Who'd have thunked it? Andrew Bolt and I agree on something! The debate over whether to have homework or not has resurfaced. Many are arguing homework should be abolished, and they're not all students or even necessarily parties who stand to gain from this.
I remember being set so much homework in Year 6 that I was up past my parents' bedtime. It was the year I learned the least. Not only that, but it robbed me of a year of my childhood and contributed to it being the unhappiest year of my life, hopefully ever.
This was not because homework is an inherent evil.
The teachers I had set far too much of it for a start. It's important for young people to develop independent study habits in our society but it's also important for them to enjoy other aspects of life. Actually it's important for them to enjoy learning too. There are things to be learned through homework but too much homework leads to young people feeling weighed down and antagonistic towards their learning. If students begin to resent the work set by teachers, they will apply this attitude in the classroom (as I did for the only time in my schooling history pretty much). Everyone needs a break once in a while. There has been plenty of research that has shown that people actually get more done if you give them more breaks and chances to refresh themselves.

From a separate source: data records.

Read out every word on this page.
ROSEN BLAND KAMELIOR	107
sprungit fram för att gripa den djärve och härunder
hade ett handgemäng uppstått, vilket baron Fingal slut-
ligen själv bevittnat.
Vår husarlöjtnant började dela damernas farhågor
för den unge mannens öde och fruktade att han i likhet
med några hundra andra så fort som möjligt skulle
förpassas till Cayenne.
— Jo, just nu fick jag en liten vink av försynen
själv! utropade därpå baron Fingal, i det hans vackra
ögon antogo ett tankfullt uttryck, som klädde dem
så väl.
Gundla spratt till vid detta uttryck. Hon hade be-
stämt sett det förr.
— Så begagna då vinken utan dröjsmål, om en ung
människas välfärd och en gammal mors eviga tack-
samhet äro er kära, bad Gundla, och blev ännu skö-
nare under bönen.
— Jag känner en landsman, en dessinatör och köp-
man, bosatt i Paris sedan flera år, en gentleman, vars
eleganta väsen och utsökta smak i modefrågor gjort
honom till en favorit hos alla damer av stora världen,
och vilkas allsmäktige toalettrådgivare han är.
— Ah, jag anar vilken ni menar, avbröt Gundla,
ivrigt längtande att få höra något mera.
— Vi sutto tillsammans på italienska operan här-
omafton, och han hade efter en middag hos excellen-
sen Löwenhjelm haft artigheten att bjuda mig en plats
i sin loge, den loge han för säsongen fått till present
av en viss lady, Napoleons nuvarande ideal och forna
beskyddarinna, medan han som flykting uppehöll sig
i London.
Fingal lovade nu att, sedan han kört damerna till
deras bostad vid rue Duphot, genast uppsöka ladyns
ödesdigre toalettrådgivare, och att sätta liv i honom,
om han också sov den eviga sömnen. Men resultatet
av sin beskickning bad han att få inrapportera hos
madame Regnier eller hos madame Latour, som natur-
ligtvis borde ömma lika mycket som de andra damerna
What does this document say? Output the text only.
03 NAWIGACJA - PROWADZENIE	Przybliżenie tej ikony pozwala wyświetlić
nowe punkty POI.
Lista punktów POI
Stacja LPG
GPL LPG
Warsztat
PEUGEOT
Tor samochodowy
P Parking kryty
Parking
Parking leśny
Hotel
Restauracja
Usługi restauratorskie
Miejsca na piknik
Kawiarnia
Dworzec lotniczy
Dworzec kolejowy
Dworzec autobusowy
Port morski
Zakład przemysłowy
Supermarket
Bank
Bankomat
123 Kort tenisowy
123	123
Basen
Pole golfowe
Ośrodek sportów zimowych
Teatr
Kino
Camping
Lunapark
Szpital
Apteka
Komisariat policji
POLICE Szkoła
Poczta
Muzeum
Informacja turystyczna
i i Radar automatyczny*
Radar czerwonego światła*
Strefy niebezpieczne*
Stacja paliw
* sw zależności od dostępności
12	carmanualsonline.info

This is because working for too long makes the mind go muddy, but also because people lose interest and start becoming angry about work when they are given too much of it.
The other problem was that it was work I was incapable of doing owing to poor teaching. Homework, if it is set, must be relevant to the learning going on in class. It has to support what is going on there.
But it also has to be work that is more achievable than the classwork. If students are going to have to work without the teacher's guidance, then the work can't be as hard. Now you might argue that they will have the parents' guidance. And I say good luck to you people who live in FairyWorld where only nice, smart parents bring up their children down the bottom of the rosegarden with help from all the garden gnomes. For those of us who want to acknowledge the problems that exist in our society, this is a flawed assumption. A lot of kids have abusive parents. And this doesn't just mean the parents who are abusive in an illegal way. There is no license required to procreate. A lot of really awful people have kids. The existence of Barbara Bush is proof. They will get yelled at for their levels of achievement on homework tasks. Not only that, but many parents won't sit down with their kids and go through their homework at all. They're too interested in what's on the box tonight and "honey can you get me a beer cos Ive had such a hard day at work" to bother with raising their own children. (This by the way is where Bolt and I are in a slight disagreement. We both acknowledge this is a problem, but I'm a bit more realistic than he is and see that this is a situation that is not exactly about to change anytime soon, no matter how much we "look at parenting methods").
The other extreme of course is where major assignment work becomes a competition between the mothers. Which Mum can do the prettiest picture for their child's assignment. The all the work comes in to the teacher and she notices that her students have suddenly acquired great research skills and artistic abilities, even though they've never been able to demonstrate this in class.
So yeah I think the debate over homework is a valid one. I think probably more often than not, homework is not done in the optimum conditions. And to be useful, it pretty much needs to be. It at least needs to be homework that is relevant and educational, and not too challenging. Teachers probably need to cater to the kids who won't have supportive home environments when they set the tasks. They can do this by helping the kids out in the classroom a bit more or by setting different tasks. As to parenting: a lot of changes need to be made to a lot of home environments. But there's not much that can be done about this. So we need to remember that when setting homework.
Unfortunately though there is not really any way to work out whether teachers are setting good homework, nor good classwork. This is simply something we have to do through good teacher training to ensure that the people going into the classrooms are highly trained professionals with a concern for the welfare of the students.